# 專題（二）：訓練 Bert 新聞觀點分類器並提升精準度

## 專案目標
- TL；DR：請試著使用含有 pair sentence 的 Training Dataset 去訓練 Bert 分類器 (BertForSequenceClassification)，並且在 Test Dataset 上驗證模型的精準度
- 資料集 in archive.zip：
    - 包含：train.csv、test.csv、solution.csv
    - 資料來源：https://www.kaggle.com/wsdmcup/wsdm-fake-news-classification
    - 資料中包含兩個新聞標題 title1_zh 和 title2_zh，並且給予這兩篇新聞的相關性，分別可能是：agreed, unrelated, disagreed

## 實作提示
- STEP1 - STEP4：資料處理
- STEP5：創造 train_batch 函數
- STEP6：創造 evaluate 函數
- STEP7：組合以上元素開始訓練，如果正確 validation accuracy 應該可以超過 85% 以上
- STEP8：對 testing dataset 進行測試，並計算 accuracy

## 重要知識點：專題結束後你可以學會
- 了解 BERT 的 2-Sequence Classification 任務如何進行
- 使用 TRAIN / VALID DATA 來了解深度學習模型的訓練情形
- 了解預訓練模型在 NLP 上的威力

In [1]:
# 連接個人資料 讀取 ＰＴＴ 訓練資料和儲存模型
#先連接自己的GOOGLE DRIVE 為了要儲存資料和訓練模型
from google.colab import drive
drive.mount('/content/drive')

Drive already mounted at /content/drive; to attempt to forcibly remount, call drive.mount("/content/drive", force_remount=True).


In [2]:
import os

# Current directory
print(os.getcwd())

# change directory
os.chdir('/content/drive/MyDrive/python_training/NLP100Days-part2/project_1_5/')
print(os.getcwd())

/content
/content/drive/MyDrive/python_training/NLP100Days-part2/project_1_5


In [3]:
# from: https://www.kaggle.com/wsdmcup/wsdm-fake-news-classification
# !unzip archive.zip

In [4]:
!python --version

Python 3.7.11


In [5]:
!pip install torch
!pip install transformers
#!pip install -q transformers
# 設定 torchtext 版本 安裝完必須重新啟動執行階段
!pip install torchtext==0.6.0



In [6]:
import pandas as pd
import numpy as np

import torch
import torch.optim as optim
from torch.utils.data import Dataset, DataLoader
from torch.nn.utils.rnn import pad_sequence
from torch.utils.data import random_split
from tqdm.notebook import tqdm

from transformers import BertTokenizer, BertForSequenceClassification

In [7]:
df_train = pd.read_csv('train.csv')
df_test = pd.read_csv('test.csv')

In [8]:
len(df_train)

320552

In [9]:
df_train.sample(3)

Unnamed: 0,id,tid1,tid2,title1_zh,title2_zh,title1_en,title2_en,label
111742,112046,84468,84469,原来宁泽涛家底丰厚 宁爸喊话转型不游泳 所以最终决定退役？
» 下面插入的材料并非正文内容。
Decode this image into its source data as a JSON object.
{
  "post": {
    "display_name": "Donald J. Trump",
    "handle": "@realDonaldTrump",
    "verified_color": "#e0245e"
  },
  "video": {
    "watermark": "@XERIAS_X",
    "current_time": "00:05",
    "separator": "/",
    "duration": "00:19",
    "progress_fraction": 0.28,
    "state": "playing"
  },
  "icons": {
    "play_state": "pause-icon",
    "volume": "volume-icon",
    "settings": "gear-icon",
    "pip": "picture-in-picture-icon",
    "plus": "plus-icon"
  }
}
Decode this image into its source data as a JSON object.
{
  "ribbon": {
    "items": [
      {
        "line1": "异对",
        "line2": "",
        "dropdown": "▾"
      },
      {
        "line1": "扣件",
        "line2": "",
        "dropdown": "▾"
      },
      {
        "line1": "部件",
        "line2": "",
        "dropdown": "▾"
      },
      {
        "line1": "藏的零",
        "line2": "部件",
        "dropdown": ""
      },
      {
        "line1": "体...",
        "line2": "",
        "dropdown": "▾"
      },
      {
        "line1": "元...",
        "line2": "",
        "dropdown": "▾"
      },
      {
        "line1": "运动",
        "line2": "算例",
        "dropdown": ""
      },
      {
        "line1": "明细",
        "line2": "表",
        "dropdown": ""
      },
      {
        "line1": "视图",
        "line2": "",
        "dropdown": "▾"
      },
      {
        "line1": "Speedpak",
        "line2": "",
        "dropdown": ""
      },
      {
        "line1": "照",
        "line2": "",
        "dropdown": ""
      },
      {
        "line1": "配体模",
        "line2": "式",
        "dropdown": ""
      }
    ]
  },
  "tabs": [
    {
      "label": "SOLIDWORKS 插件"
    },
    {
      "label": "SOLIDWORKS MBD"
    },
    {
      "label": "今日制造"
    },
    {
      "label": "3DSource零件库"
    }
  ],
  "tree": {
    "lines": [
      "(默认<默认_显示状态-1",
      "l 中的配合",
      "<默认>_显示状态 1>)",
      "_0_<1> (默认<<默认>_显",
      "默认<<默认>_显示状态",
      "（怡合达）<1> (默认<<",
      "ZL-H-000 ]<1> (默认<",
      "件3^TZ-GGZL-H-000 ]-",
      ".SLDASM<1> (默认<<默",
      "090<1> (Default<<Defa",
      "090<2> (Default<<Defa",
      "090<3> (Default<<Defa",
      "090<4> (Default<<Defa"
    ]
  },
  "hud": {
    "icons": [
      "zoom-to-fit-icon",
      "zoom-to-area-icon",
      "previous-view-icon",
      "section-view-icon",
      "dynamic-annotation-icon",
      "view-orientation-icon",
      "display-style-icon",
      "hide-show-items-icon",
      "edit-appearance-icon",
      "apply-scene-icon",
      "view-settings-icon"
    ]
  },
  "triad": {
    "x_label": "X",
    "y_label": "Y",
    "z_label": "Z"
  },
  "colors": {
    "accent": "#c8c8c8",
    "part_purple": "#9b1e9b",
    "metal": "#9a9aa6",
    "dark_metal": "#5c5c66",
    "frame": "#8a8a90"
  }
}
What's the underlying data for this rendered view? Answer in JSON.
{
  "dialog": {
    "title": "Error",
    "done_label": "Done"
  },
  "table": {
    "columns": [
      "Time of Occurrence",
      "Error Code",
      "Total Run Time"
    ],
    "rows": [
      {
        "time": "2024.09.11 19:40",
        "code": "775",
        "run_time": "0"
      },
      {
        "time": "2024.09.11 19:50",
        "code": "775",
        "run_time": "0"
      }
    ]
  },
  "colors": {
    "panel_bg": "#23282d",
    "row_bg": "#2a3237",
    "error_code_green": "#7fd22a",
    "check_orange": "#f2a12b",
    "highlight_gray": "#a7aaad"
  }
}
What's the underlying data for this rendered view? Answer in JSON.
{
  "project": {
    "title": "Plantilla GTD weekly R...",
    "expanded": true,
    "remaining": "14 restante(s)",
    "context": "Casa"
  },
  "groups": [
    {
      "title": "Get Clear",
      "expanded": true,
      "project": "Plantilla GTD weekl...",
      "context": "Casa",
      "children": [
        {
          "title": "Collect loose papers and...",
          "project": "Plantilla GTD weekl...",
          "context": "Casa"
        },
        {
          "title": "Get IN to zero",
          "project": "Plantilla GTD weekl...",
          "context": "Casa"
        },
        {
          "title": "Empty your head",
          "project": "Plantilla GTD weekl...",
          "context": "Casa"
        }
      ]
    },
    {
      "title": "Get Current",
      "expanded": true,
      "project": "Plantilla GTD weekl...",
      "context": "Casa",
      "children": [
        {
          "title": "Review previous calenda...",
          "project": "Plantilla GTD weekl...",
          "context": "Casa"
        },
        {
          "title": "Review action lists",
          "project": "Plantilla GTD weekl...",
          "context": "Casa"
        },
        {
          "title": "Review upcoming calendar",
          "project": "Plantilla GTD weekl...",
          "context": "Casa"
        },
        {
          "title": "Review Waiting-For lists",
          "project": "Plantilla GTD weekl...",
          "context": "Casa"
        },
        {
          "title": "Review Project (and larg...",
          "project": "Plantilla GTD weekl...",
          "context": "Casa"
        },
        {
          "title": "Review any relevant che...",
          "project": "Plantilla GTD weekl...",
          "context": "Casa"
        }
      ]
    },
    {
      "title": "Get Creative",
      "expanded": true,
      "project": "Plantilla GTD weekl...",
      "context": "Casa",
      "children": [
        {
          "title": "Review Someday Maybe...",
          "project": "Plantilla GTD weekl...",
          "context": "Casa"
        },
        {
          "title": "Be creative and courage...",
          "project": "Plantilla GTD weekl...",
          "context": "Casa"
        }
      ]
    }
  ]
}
,宁泽涛为什么办理转业手续 转业和退役有什么区别？,"Originally Zhentao Zhaodong is rich, the fathe...",Ning Zhaotao why to transfer procedures for tr...,unrelated
152965,153315,106997,85591,娱乐：天价离婚！赵薇哥哥离婚支付5亿分手费！,曾被朋友排挤，被天价分手费谣言傍身，但她却不吭不声捐4亿元,Entertainment: Divorce extremely expensive! Zh...,"She was outclassed by her friends, and she was...",unrelated
247349,247903,15662,102329,涂磊现场自爆自己离婚的真正原因，全场观众感动落泪！,央视周涛爆离开央视原因，前夫自爆离婚内幕疑有小三，女儿自闭症,The whole audience moved to tears as the real ...,"CCTV Zhoutao's reason why he left CCTV, her hu...",unrelated


In [10]:
df_test.sample(3)

Unnamed: 0,id,tid1,tid2,title1_zh,title2_zh,title1_en,title2_en
19737,341077,173197,173224,赵本山病重暴瘦40斤！前妻回国照料，妻子态度却让网友愤怒,死亡率最高的5款车，给再多补贴都不敢买！,Zhao Benshan was seriously ill and lost weight...,"The five cars with the highest mortality rate,..."
47652,369020,180315,12617,阴阳眼男孩（太极八卦阵现形）,步步惊魂，8岁男孩拥有阴阳眼源于藏在心灵深处的魔鬼？,Yin Yang Eye Boys (Taiji Eight Diagrams),"In a panic, an 8-year-old boy has the yin-yang..."
42750,364108,50544,10001,重磅！中考取消！九年制义务教育将升级为十二年制！,【辟谣】中考取消？九年制义务教育将升级十二年制？官方这样回应,Blockbuster! Canceled! Nine-year compulsory ed...,[Resurrection] The exam will be abolished and ...


In [11]:
df_train = df_train[['title1_zh', 'title2_zh', 'label']].dropna(axis=0).reset_index(drop=True)
df_test = df_test[['id', 'title1_zh', 'title2_zh']].dropna(axis=0).reset_index(drop=True)

In [12]:
len(df_train)

320545

In [13]:
len(df_test)

80125

In [14]:
df_train.sample(3)

Unnamed: 0,title1_zh,title2_zh,label
235574,死掉的蛇还会逃走，小狗会说话？又来一个尸兄！,这条狗已经成精了，还会劝架，这让麻麻怎么忍心下手？,unrelated
192131,户口在农村的人，你的身价将倍增！赶紧围观！,好消息！户口是农村的人赶紧看看，你的身价将倍增！,agreed
62134,事实派 | 柿子和螃蟹同食导致3岁女童死亡？食物相克还要骗多少人？,水果染色？螃蟹注油？ 院士现场做实验破谣言,unrelated


In [15]:
df_test.sample(3)

Unnamed: 0,id,title1_zh,title2_zh
17169,338508,赵丽颖想谈恋爱了，据说对方是个大老板,自曝恋爱中很难相信对方 赵丽颖爆料曾经被甩
32081,353433,这张绿叶贰角纸币收藏价值飙升，快找找家里有没有？,辟谣！南阳卧龙大桥五女跳河全死亡？假的
11600,332914,谢娜曝光赵丽颖瞒了十年的恋情，是他？双方携手会见父母,老交警提示：驾驶证替人销分新规已全面实施，被查住扣12分罚5000


In [16]:
ALL_LABELS = ['agreed', 'unrelated', 'disagreed']

In [17]:
MODEL_NAME = 'bert-base-chinese'

In [18]:
# 建置數據集
class NewsPairDataset(Dataset):
    def __init__(self, tokenizer, df, max_len=512):
        self.tokenizer = tokenizer
        self.df = df
        self.max_len = max_len

    def __getitem__(self, idx):
        text1 = self.df.loc[idx, 'title1_zh']
        text2 = self.df.loc[idx, 'title2_zh']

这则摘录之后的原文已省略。